Vulnerable people could miss out on vital mental health support after funding for more than a dozen voluntary organisations was withdrawn, it is feared.
Community groups which provide support including counselling and therapies face losing their funding from the cash-strapped NHS.
Calderdale Clinical Commissioning Group (CCG) has announced it will cease funding 14 of the groups.
The CCG, which is struggling to meet government financial targets, said it must slash £5m from next year’s budget.
Among the affected groups is Noah’s Ark Centre, which helps hundreds of children and adults with problems like anxiety, family breakdown, depression and money worries.
Funding and development manager Andrew Sykes said: “The immediate impact is we’ve had to close to new referrals.
“The concern for us and other organisations is the service users. What’s going to happen to children when they fall through the cracks in services?”
Counselling by Noah’s Ark helped almost 1,000 school children between May 2015 and May 2016, according to the Calderdale Local Transformation Plan (LTP), which set out how public and voluntary organisations would work together to improve young people’s wellbeing.
In a statement Calderdale CCG said: “We are clear that our investment has delivered significant benefits for both individuals and the wider community, but due to significant budgetary pressures imposed on us, will not be able to make further awards in the immediate future.

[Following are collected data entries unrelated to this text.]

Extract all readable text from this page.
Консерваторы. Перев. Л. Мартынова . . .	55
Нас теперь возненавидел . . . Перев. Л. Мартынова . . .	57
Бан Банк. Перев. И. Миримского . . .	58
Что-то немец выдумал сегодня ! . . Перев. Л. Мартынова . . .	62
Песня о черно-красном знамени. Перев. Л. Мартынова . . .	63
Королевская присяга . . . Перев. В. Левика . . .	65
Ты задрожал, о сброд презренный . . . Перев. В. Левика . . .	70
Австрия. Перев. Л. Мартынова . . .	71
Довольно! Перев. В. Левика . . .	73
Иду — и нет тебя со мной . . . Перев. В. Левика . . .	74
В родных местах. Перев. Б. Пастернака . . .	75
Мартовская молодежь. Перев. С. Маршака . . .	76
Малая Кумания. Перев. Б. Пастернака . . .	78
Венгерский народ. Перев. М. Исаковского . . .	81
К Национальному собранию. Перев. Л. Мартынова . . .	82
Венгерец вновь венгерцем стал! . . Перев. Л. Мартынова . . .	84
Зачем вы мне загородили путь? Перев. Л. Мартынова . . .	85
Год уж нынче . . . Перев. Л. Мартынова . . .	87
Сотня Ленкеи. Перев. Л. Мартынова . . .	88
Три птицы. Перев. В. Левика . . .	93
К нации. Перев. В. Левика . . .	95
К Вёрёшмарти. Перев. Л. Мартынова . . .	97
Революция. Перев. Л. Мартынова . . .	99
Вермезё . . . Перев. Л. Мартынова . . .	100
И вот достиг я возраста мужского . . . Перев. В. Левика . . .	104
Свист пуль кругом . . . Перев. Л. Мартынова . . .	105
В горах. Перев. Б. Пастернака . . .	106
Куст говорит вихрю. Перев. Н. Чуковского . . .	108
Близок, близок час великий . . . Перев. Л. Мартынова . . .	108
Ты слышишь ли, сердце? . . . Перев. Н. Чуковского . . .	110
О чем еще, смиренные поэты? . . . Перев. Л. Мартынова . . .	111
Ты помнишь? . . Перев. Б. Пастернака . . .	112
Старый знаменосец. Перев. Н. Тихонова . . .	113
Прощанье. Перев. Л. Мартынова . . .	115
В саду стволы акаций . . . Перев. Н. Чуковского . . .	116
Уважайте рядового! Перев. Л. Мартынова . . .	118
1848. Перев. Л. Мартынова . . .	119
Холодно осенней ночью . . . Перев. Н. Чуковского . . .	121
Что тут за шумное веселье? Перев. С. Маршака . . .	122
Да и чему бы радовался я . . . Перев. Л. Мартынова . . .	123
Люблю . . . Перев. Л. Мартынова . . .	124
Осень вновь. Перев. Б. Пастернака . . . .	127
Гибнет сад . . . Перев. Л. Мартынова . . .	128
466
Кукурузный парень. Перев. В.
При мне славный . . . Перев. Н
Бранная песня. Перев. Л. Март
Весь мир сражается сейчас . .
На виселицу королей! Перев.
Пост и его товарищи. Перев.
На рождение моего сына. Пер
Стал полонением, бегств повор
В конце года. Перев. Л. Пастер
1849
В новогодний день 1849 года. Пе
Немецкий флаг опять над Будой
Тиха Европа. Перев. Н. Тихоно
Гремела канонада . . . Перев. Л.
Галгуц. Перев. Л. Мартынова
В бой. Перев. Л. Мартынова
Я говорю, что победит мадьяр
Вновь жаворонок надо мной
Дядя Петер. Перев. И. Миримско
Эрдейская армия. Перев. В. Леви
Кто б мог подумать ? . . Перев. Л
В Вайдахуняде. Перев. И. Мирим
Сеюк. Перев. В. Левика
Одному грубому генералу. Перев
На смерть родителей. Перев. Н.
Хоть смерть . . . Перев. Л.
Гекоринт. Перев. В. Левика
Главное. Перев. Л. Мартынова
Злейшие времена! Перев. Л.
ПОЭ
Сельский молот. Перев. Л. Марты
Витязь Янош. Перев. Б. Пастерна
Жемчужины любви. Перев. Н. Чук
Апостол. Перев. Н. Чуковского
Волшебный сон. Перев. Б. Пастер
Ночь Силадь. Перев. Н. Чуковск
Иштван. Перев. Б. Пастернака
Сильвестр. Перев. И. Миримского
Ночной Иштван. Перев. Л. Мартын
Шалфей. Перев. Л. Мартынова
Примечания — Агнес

“We’re being forced to make painful decisions and take steps which feel completely at odds with our commitment to provide accessible, person-focussed care in the community, under our Care Closer to Home initiative.”
Other groups affected include X-PERT Health, Women’s Centre, Turning Point Brighouse, Northpoint Wellbeing, Incredible Aqua Garden, Homestart Calderdale, Calderdale disability Advice Resource Team, Christians Together Calderdale, Unique Ways, Citizens Advice Calderdale, Barnardos and Healthy Minds Calderdale.